Оправясь от болезни, Круглов почти никогда не вспоминал прошлое и думал только, как пойдет его жизнь, когда он вернется в свою семью. Он часто пытался и никак не мог представить, какими же стали теперь его дети. Они все казались ему маленькими, на один рост, хотя отчетливо помнил, что самой старшей Анне, шел уже пятнадцатый год. Да и Наташа представлялась ему как-то смутно, совсем не такой, какой была она при совместной жизни. Отлично помнил Круглов только ее мягкие, шелковистые волосы, старательно убранные в аккуратный пучок.
Всю ночь он, присматривая за лошадьми, все в одном и том же варианте сочинял письмо. Но наступал рассвет, разгорался день, и все, так старательно подобранные слова исчезали из его памяти. Им овладевала сонливость, и он решал сесть за письмо завтра, сразу же после завтрака или, на крайность, после обеда.

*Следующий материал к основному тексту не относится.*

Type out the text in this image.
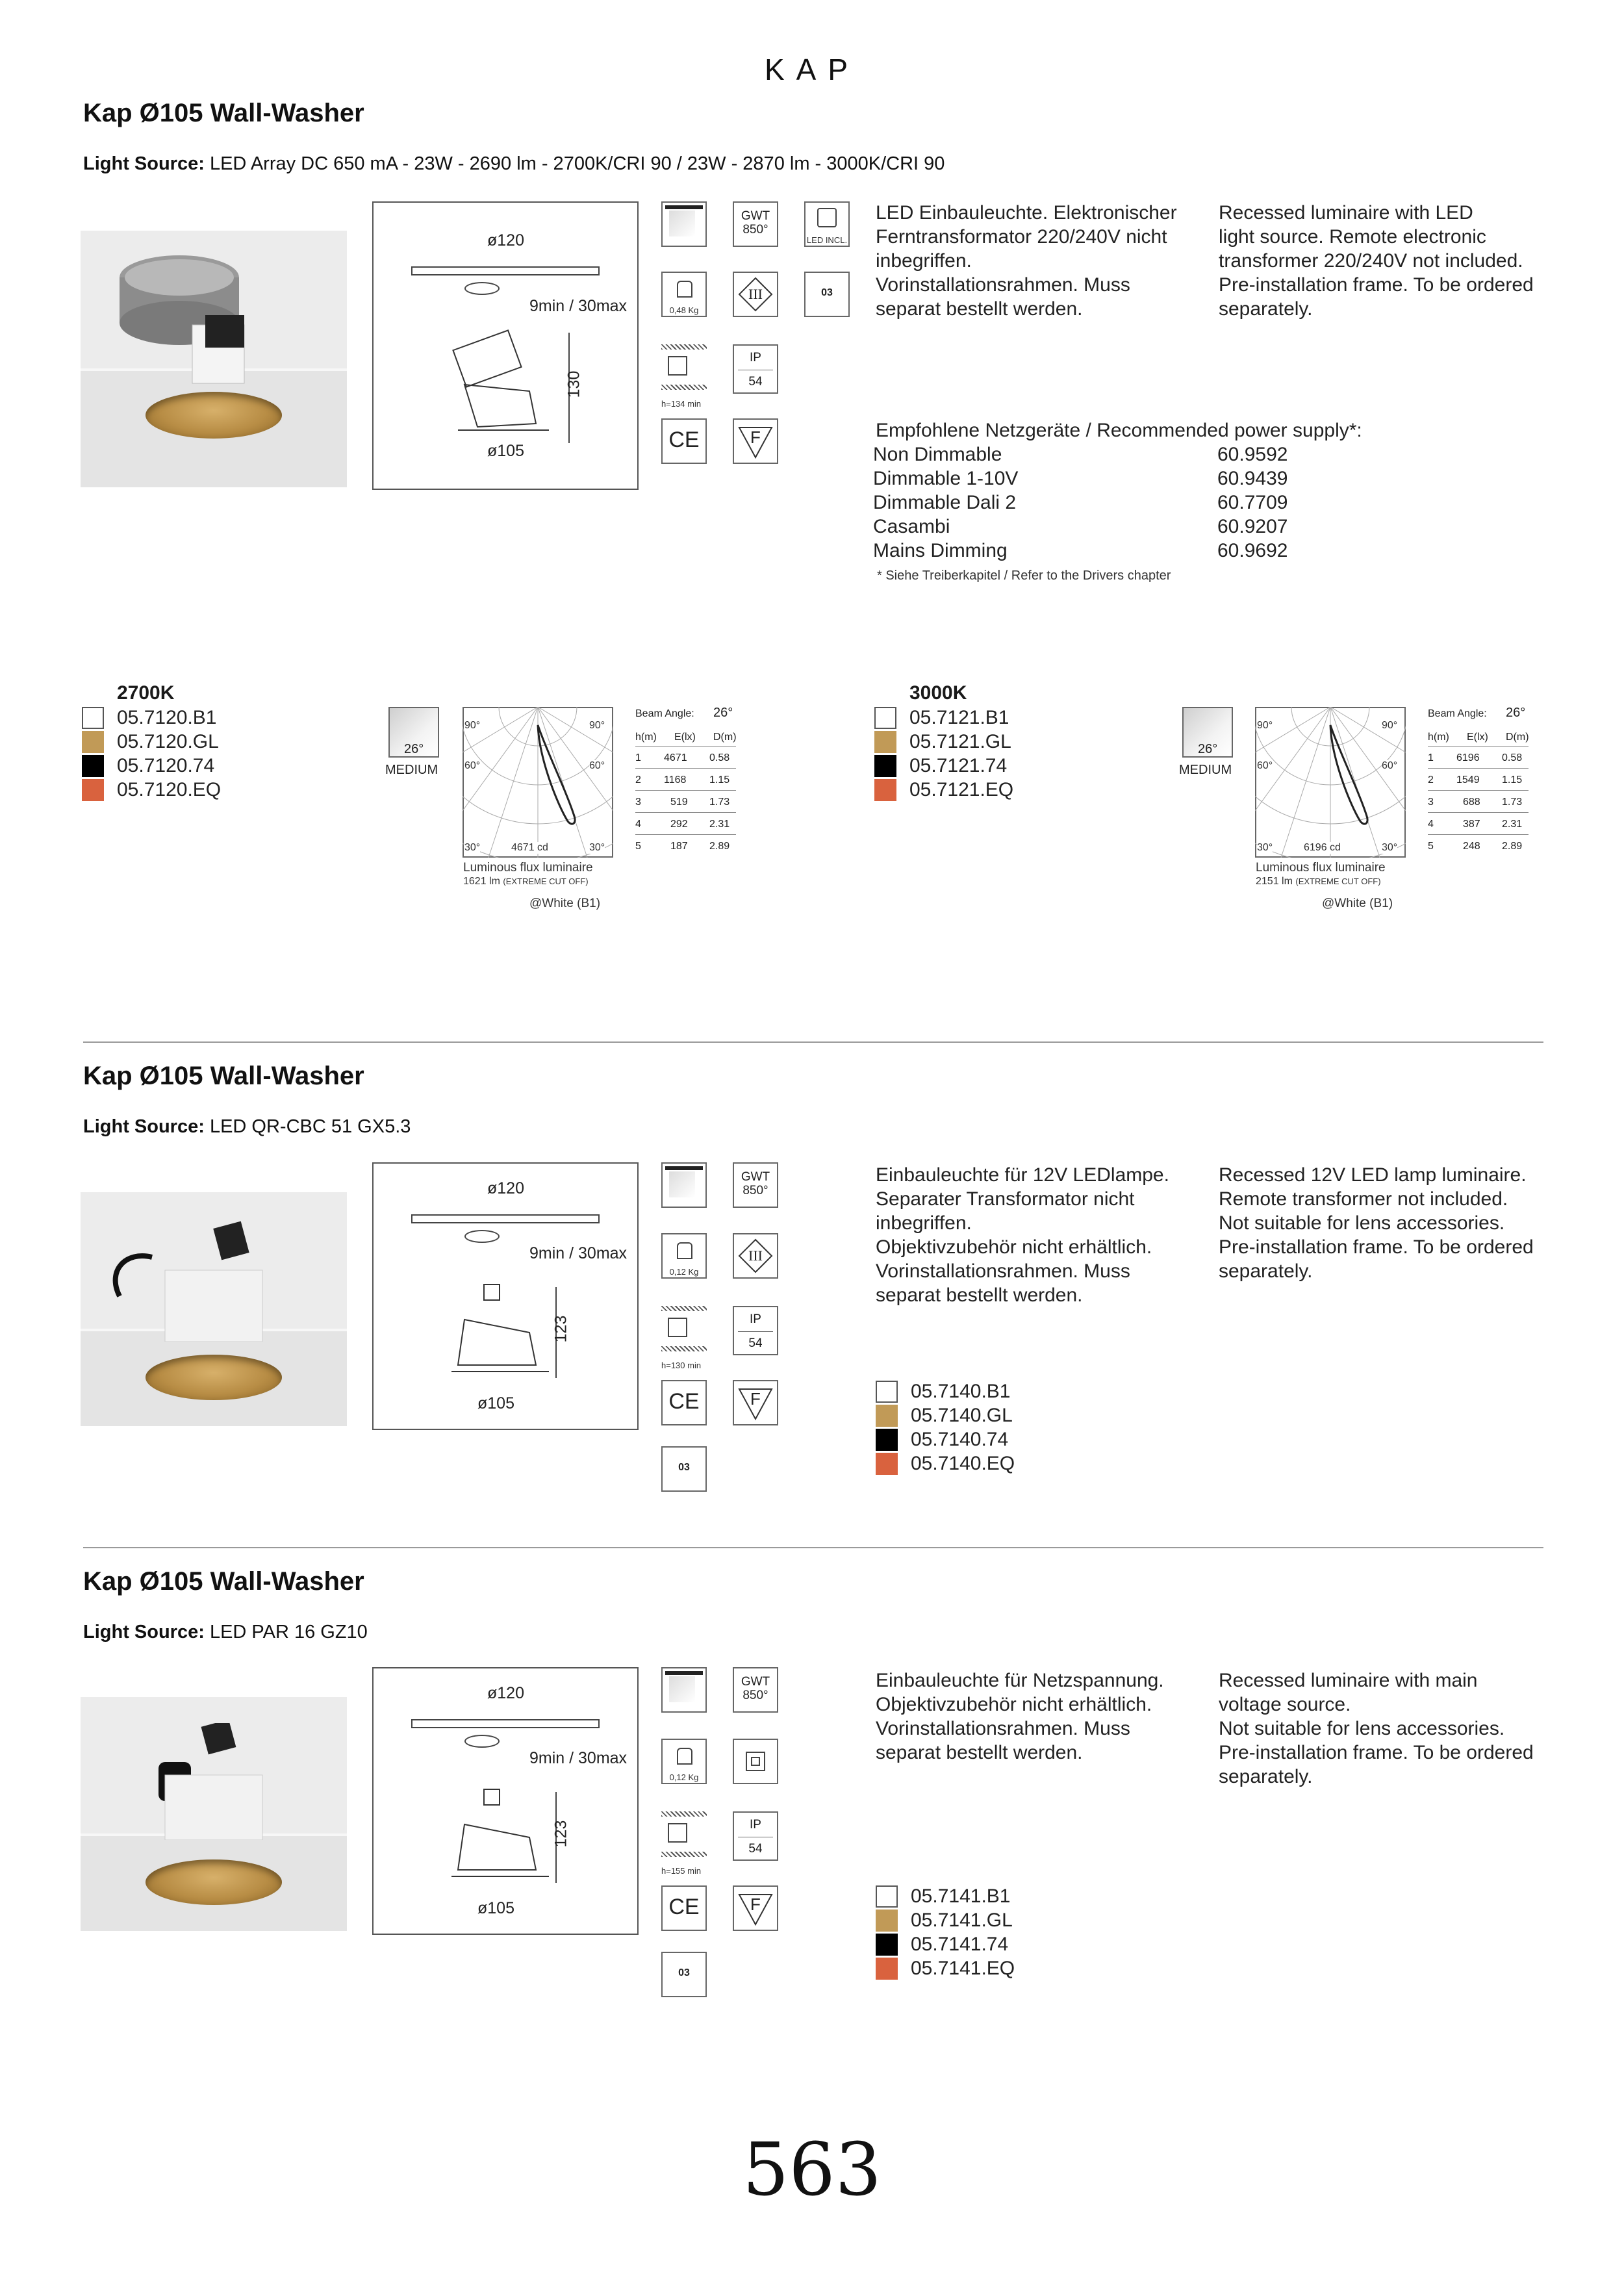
KAP
Kap Ø105 Wall-Washer
Light Source: LED Array DC 650 mA - 23W - 2690 lm - 2700K/CRI 90 / 23W - 2870 lm - 3000K/CRI 90
ø120
9min / 30max
130
ø105
GWT
850°
LED INCL.
0,48 Kg
III	03
h=134 min
IP
54
CE	F
LED Einbauleuchte. Elektronischer
Ferntransformator 220/240V nicht
inbegriffen.
Vorinstallationsrahmen. Muss
separat bestellt werden.
Recessed luminaire with LED
light source. Remote electronic
transformer 220/240V not included.
Pre-installation frame. To be ordered
separately.
Empfohlene Netzgeräte / Recommended power supply*:
Non Dimmable	60.9592
Dimmable 1-10V	60.9439
Dimmable Dali 2	60.7709
Casambi	60.9207
Mains Dimming	60.9692
* Siehe Treiberkapitel / Refer to the Drivers chapter
2700K
05.7120.B1
05.7120.GL
05.7120.74
05.7120.EQ
26°
MEDIUM
90°	90°
60°	60°
30°	30°
4671 cd
Luminous flux luminaire
1621 lm (EXTREME CUT OFF)
@White (B1)
Beam Angle: 26°
h(m) E(lx) D(m)
1 4671 0.58
2 1168 1.15
3	519 1.73
4	292 2.31
5	187 2.89
3000K
05.7121.B1
05.7121.GL
05.7121.74
05.7121.EQ
26°
MEDIUM
90°	90°
60°	60°
30°	30°
6196 cd
Luminous flux luminaire
2151 lm (EXTREME CUT OFF)
@White (B1)
Beam Angle: 26°
h(m) E(lx) D(m)
1 6196 0.58
2 1549 1.15
3	688 1.73
4	387 2.31
5	248 2.89
Kap Ø105 Wall-Washer
Light Source: LED QR-CBC 51 GX5.3
ø120
9min / 30max
123
ø105
GWT
850°
0,12 Kg
III
h=130 min
IP
54
CE	F
03
Einbauleuchte für 12V LEDlampe.
Separater Transformator nicht
inbegriffen.
Objektivzubehör nicht erhältlich.
Vorinstallationsrahmen. Muss
separat bestellt werden.
Recessed 12V LED lamp luminaire.
Remote transformer not included.
Not suitable for lens accessories.
Pre-installation frame. To be ordered
separately.
05.7140.B1
05.7140.GL
05.7140.74
05.7140.EQ
Kap Ø105 Wall-Washer
Light Source: LED PAR 16 GZ10
ø120
9min / 30max
123
ø105
GWT
850°
0,12 Kg
h=155 min
IP
54
CE	F
03
Einbauleuchte für Netzspannung.
Objektivzubehör nicht erhältlich.
Vorinstallationsrahmen. Muss
separat bestellt werden.
Recessed luminaire with main
voltage source.
Not suitable for lens accessories.
Pre-installation frame. To be ordered
separately.
05.7141.B1
05.7141.GL
05.7141.74
05.7141.EQ
563
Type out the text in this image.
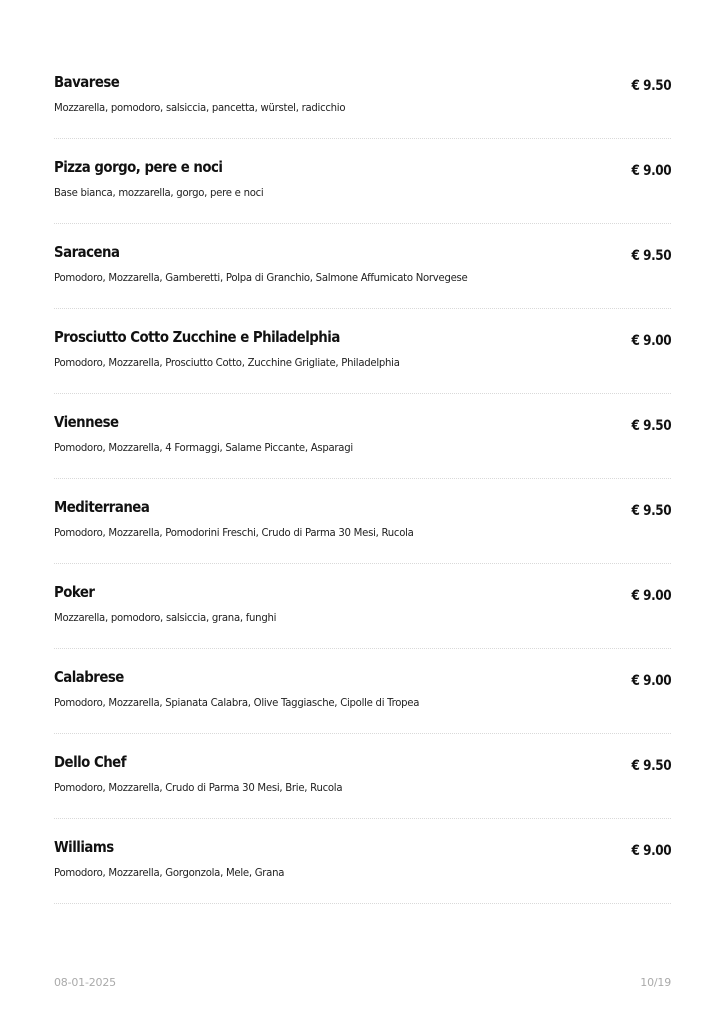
Bavarese
Mozzarella, pomodoro, salsiccia, pancetta, würstel, radicchio
€ 9.50
Pizza gorgo, pere e noci
Base bianca, mozzarella, gorgo, pere e noci
€ 9.00
Saracena
Pomodoro, Mozzarella, Gamberetti, Polpa di Granchio, Salmone Affumicato Norvegese
€ 9.50
Prosciutto Cotto Zucchine e Philadelphia
Pomodoro, Mozzarella, Prosciutto Cotto, Zucchine Grigliate, Philadelphia
€ 9.00
Viennese
Pomodoro, Mozzarella, 4 Formaggi, Salame Piccante, Asparagi
€ 9.50
Mediterranea
Pomodoro, Mozzarella, Pomodorini Freschi, Crudo di Parma 30 Mesi, Rucola
€ 9.50
Poker
Mozzarella, pomodoro, salsiccia, grana, funghi
€ 9.00
Calabrese
Pomodoro, Mozzarella, Spianata Calabra, Olive Taggiasche, Cipolle di Tropea
€ 9.00
Dello Chef
Pomodoro, Mozzarella, Crudo di Parma 30 Mesi, Brie, Rucola
€ 9.50
Williams
Pomodoro, Mozzarella, Gorgonzola, Mele, Grana
€ 9.00
08-01-2025	10/19
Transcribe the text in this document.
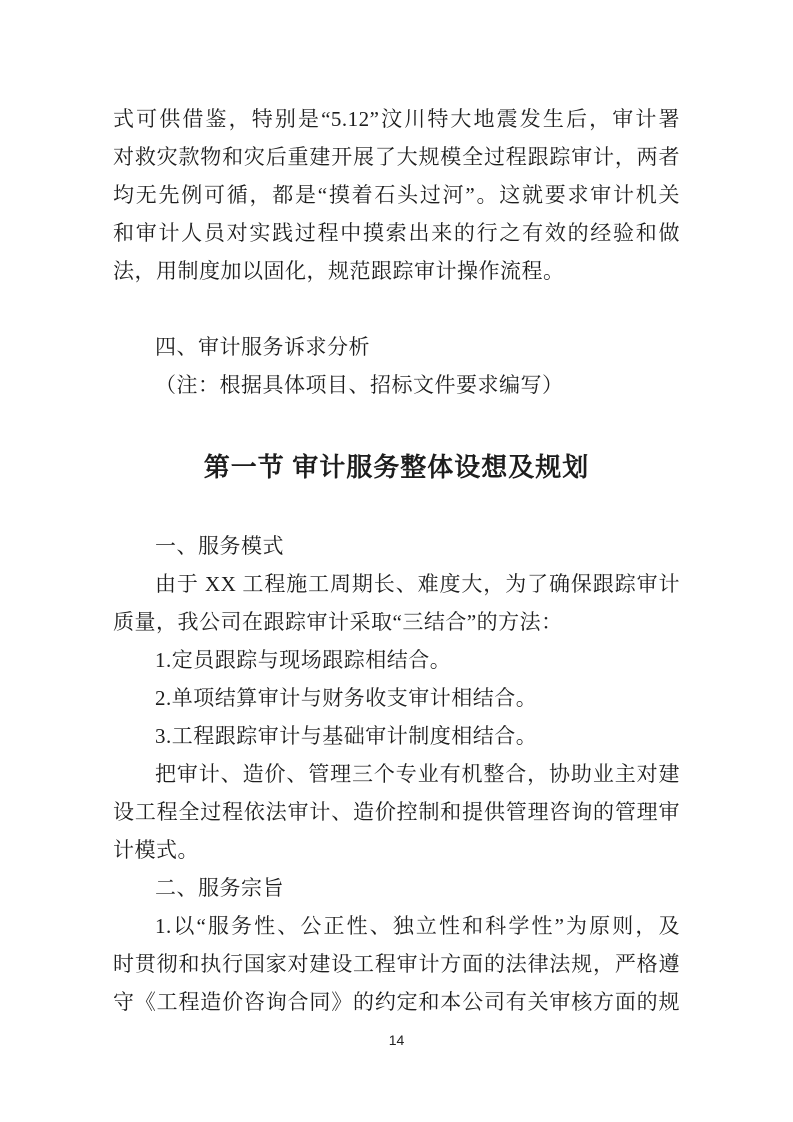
式可供借鉴，特别是“5.12”汶川特大地震发生后，审计署
对救灾款物和灾后重建开展了大规模全过程跟踪审计，两者
均无先例可循，都是“摸着石头过河”。这就要求审计机关
和审计人员对实践过程中摸索出来的行之有效的经验和做
法，用制度加以固化，规范跟踪审计操作流程。
四、审计服务诉求分析
（注：根据具体项目、招标文件要求编写）
第一节 审计服务整体设想及规划
一、服务模式
由于 XX 工程施工周期长、难度大，为了确保跟踪审计
质量，我公司在跟踪审计采取“三结合”的方法：
1.定员跟踪与现场跟踪相结合。
2.单项结算审计与财务收支审计相结合。
3.工程跟踪审计与基础审计制度相结合。
把审计、造价、管理三个专业有机整合，协助业主对建
设工程全过程依法审计、造价控制和提供管理咨询的管理审
计模式。
二、服务宗旨
1.以“服务性、公正性、独立性和科学性”为原则，及
时贯彻和执行国家对建设工程审计方面的法律法规，严格遵
守《工程造价咨询合同》的约定和本公司有关审核方面的规
14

Эти завтра продолжались у Круглова нескончаемой чередой.
Уже во всю силу разгорелось лето, и в начале июля где-то далеко на востоке, под Орлом и Курском, глухо загудела канонада. Днем она была не так слышна, но по ночам, особенно на утренней зорьке стрельба доносилась отчетливо и ясно. Больше недели стрельба нисколько не приближалась и не удалялась. Но утром двенадцатого июля загудело совсем в другой стороне, намного ближе и яснее. С каждым днем гул заметно нарастал и приближался. Теперь стали говорить, что Красная Армия начала наступление на Орел сразу с трех сторон.
– Чуешь, Паша, – сказал подошедший Васильцов, когда на рассвете Круглов загнал лошадей под деревья, – наши пушечки грохочут, лупят фашистов и в хвост и в гриву.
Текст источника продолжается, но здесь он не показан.